How many times have you heard the expression “God will never let us go through anything that we can’t handle!”? It’s a nice Christian quote (not anywhere in Scripture by the way) and I see where people are coming from: ‘all things work for the good of those who love Him’ or  there is no temptation that is bigger than God or that He is loving and safe!

All of the above are true but how could God possibly show His power or show us how to have a supernatural faith if He doesn’t put us through things that are too much for us?

I can’t tell you a story of serious personal attack because of my faith. I can’t tell you that I have ever been in a place where I needed supernatural intervening to rescue me from a horrific reality. But the other day I had to stand in front of 15 extremely important people and do a presentation to show that they could trust us with a large sum of their money to do a project in city centre. There have been times when I have stood in front of people and the sweats start, the words in front of me start to make no sense and I look at all these staring faces looking back at me, the fight or flight systems start to kick in and my mind goes totally blank! This was one of those times……

But I prayed and I asked God to give me the strength to do this for His glory and, as soon as I did, the peace of God that surpasses all understanding guarded my heart and mind, I used the energy from the anxiousness to fuel my passion and I gave the presentation of my life!

Now did God let me go through something that I couldn’t handle? YES HE DID!!! But it was so that He could show His amazing power! Lord allow me to go through things that are way too big for me so that I and others can see Your power at work in me!

2 Corinthians 12 v 9 (NLT)
“Each time he [Jesus] said  “My Grace is all you need. My power works best in weakness. So now I am glad to boast about my weaknesses, so that the power of Christ can work through me.”

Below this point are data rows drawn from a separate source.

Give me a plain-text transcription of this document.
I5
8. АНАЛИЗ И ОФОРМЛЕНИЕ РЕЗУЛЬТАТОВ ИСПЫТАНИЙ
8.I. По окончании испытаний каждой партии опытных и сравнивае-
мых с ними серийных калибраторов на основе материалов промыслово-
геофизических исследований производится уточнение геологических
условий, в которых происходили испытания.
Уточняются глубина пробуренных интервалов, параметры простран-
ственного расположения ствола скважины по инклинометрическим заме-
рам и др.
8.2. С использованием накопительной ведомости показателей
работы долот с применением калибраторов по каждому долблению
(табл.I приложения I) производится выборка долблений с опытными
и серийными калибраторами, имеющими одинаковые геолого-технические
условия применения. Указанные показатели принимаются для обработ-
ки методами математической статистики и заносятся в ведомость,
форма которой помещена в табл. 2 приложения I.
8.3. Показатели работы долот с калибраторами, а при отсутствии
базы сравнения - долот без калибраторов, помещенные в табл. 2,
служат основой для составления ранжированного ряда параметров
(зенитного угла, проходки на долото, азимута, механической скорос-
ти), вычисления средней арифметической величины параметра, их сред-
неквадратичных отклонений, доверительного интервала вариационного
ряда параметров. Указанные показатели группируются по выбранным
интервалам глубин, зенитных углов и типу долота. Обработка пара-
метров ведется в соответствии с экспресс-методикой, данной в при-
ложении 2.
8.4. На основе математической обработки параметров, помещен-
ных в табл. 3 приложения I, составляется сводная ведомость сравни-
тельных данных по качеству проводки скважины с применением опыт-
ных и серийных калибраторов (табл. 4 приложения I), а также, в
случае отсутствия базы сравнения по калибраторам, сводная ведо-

“Never once did I ever walk alone, never once did you leave us on our own, you are faithful, God you are faithful”. The words from a new song by Matt Redman that the 10,000 young people in soul survivor sang at the top of their voices. But I struggled singing it because there have been times when I have screamed at God and asked Him to show me He was there because I felt so alone but He didn’t!

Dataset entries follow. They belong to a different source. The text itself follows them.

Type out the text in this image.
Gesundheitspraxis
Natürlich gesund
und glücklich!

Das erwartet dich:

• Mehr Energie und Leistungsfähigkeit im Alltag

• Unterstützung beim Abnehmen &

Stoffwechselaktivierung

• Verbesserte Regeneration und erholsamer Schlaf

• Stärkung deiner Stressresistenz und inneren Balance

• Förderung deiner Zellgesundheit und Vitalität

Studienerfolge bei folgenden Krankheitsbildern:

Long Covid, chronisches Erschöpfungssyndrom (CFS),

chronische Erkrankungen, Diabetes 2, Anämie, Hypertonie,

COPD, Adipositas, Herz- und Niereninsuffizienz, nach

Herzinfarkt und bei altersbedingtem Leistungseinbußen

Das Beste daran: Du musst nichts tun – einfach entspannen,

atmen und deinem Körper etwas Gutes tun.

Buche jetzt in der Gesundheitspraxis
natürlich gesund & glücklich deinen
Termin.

So should I convince myself that God is always there even at the times when I feel nothing and see nothing because that is what the preachers and the Bible says for me to do? Or do I allow doubt to creep in, allow my faith to be rocked and start to find arguments to show God isn’t there? Or do I ignore it and have a child like relationship with God when I never tackle the big questions?

If I ask the question ‘does God exist?’ and look at the answer through the eyes of the evil in the world and the times when I don’t feel Him or see Him then my answer would be ‘probably not!’ But if I add to that the fine tuning of the universe, the higher power arguments, the complexity of life itself then my answer would be ‘probably!’ But then if I add to that the times when He has answered my prayers, revealed Himself to me, the times I have prophesied truth, the miracles I have seen, my relationship with Him when I walk and talk with Him, then my answer would be ‘it’s a fact that He does!’

So that means that at the times when I do not see Him and do not feel Him, He is there, He is just silent! I once told God that I was sorry that He had to so often break me before I listen to Him. I have learned so much more during my times of suffering and loneliness than I do when on top of the mountain. Not that God doesn’t change and mature me in both situations!

So now I can truly sing “Never once did I ever walk alone, never once did you leave us on our own, you are faithful, God you are faithful”.

Psalms 139:7-12

Where shall I go from your Spirit? Or where shall I flee from your presence? If I ascend to heaven, you are there! If I make my bed in Sheol, you are there! If I take the wings of the morning and dwell in the uttermost parts of the sea, even there your hand shall lead me, and your right hand shall hold me. If I say, Surely the darkness shall cover me, and the light about me be night, even the darkness is not dark to you; the night is bright as the day, for darkness is as light with you.

It’s funny. I watched the riots this week as wave after wave of evil unfolded! But I did not cry!

My heart sank when I saw lawlessness and mob rule. I was angry when I had to watch the police in a no win situation when if they attacked they may be seen as using undue force but took 111 injuries while waiting for the go ahead from the government! But I did not cry!

My anger rose when I saw a young man have his jaw broken and teeth smashed in and then being mugged in broad day light! I asked God to take my anger away and show me how to love! But I did not cry!

Oh but this week I did cry…. I cried so hard! But I cried when I saw a million people waiting with brushes and brooms ready to clear up the mess after the evil is gone! I cried when I saw a website set up to give money to the guy who had his jaw broken! I cried when I saw people making cups of tea for the police officers who stood on the front line for 30 hours without a break! I cried when I heard the father of a son who had been killed by looters asking for people to go home and stay calm…….. I pray that I could be that strong.

Love impacts so much more than retaliation, vengeance and anger

1 Corinthians 13 : ‘……Love is patient and kind; love does not envy or boast; it is not arrogant or rude. It does not insist on its own way; it is not irritable or resentful; it does not rejoice at wrongdoing, but rejoices with the truth. Love bears all things, believes all things, hopes all things, endures all things.Love never ends….’

Father God help me to truly love…….. in the way that you love us!